Some individuals who act now as “cyber patriots” supporting Ukraine may also be involved in criminal activity, said Jon Clay, vice president of threat intelligence at Trend Micro — and computer systems that are compromised now as protest could later be exploited for financial gain.

“A lot of these cyber patriots may be part of a cybercriminal group,” Clay said. “So they’re being given cover by the nation state to target these other groups, or agencies in a different country. And that’s where it’s going to be difficult to draw the line because, you know, very quickly they can pivot to just turning on the cybercrime component of their business.”

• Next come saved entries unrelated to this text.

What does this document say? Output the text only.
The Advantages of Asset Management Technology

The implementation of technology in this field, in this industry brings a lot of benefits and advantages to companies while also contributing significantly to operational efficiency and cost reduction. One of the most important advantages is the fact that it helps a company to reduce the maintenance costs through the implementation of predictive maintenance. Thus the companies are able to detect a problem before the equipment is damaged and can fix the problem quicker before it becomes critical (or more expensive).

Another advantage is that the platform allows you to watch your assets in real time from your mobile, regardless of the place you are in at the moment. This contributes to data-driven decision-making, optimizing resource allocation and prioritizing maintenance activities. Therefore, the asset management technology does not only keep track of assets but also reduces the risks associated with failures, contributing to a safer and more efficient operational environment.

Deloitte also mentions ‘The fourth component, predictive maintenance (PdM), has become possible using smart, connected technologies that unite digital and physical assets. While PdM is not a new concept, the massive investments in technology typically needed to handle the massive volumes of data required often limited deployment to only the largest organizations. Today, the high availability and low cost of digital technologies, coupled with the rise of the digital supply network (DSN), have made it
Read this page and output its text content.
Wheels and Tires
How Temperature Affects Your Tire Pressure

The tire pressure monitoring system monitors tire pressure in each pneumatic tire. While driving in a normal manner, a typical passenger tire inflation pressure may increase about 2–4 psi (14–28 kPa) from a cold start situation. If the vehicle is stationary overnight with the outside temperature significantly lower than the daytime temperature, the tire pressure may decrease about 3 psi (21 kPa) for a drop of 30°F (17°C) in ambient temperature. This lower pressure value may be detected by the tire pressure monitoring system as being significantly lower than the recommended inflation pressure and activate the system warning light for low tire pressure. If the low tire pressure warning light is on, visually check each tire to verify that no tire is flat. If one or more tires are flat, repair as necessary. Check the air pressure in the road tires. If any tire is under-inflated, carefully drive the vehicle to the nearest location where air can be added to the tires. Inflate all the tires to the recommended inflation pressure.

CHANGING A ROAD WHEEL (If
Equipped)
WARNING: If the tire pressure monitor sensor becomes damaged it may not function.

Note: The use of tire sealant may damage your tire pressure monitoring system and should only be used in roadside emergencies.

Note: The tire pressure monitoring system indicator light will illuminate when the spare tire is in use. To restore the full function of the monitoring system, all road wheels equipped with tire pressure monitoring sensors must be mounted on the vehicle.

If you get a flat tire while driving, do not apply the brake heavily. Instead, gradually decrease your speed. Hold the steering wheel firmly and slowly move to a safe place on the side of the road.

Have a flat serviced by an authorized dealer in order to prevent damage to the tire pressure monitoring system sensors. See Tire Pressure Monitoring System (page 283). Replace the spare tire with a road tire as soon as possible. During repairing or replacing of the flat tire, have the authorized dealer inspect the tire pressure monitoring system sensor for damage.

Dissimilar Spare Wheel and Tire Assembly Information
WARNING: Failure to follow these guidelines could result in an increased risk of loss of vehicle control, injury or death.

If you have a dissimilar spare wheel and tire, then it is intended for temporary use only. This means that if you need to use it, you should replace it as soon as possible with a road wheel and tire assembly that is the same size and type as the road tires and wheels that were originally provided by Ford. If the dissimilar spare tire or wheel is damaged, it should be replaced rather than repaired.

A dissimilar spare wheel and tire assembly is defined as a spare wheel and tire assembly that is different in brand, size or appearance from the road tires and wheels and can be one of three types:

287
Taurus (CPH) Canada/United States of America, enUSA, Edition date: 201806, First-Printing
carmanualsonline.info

Groups involved in pro-Ukraine hacks could implant backdoors into computer systems that they could reactivate for future exploits, Clay said, with stealthier actors able to remain undetected for months or even years. Further down the line, these groups might sell user data for profit or deploy ransomware, he said.

As long as the battlefield is still blanketed in what has been called “the fog of cyberwar,” there is also a possibility that some of the most sophisticated cyber threat actors are operating under cover of hacktivism.

In a webinar Thursday, Kaspersky’s director of global research and analysis Costin Raiu said that some cyber activity in Ukraine had the hallmark of Advanced Persistent Threat groups (APTs) — the most elevated level of cyber threat group, and usually one that is directed by a military agency or backed by a nation state — and might have been hidden under “false flag” cybercrime or hacktivist operations.

Still, the haphazard nature of the hacktivist actions can cause real damage — often to people or infrastructure with no connection to the invading forces. “It’s very dangerous for people when you can’t see three steps down the line to be taking offensive activities,” said Chester Wisniewski, principal research scientist at Sophos. “A hallmark of what we would consider acceptable offensive hacking on behalf of the British, the Israelis, the Americans, even the Russians and the Chinese, is to understand what the possible impacts of your actions are going to be and to minimize collateral damage by being very precise and targeted in those actions.”

“Civilians aren’t prepared to do that effectively,” Wisniewski adds. “And I’m very concerned about that.”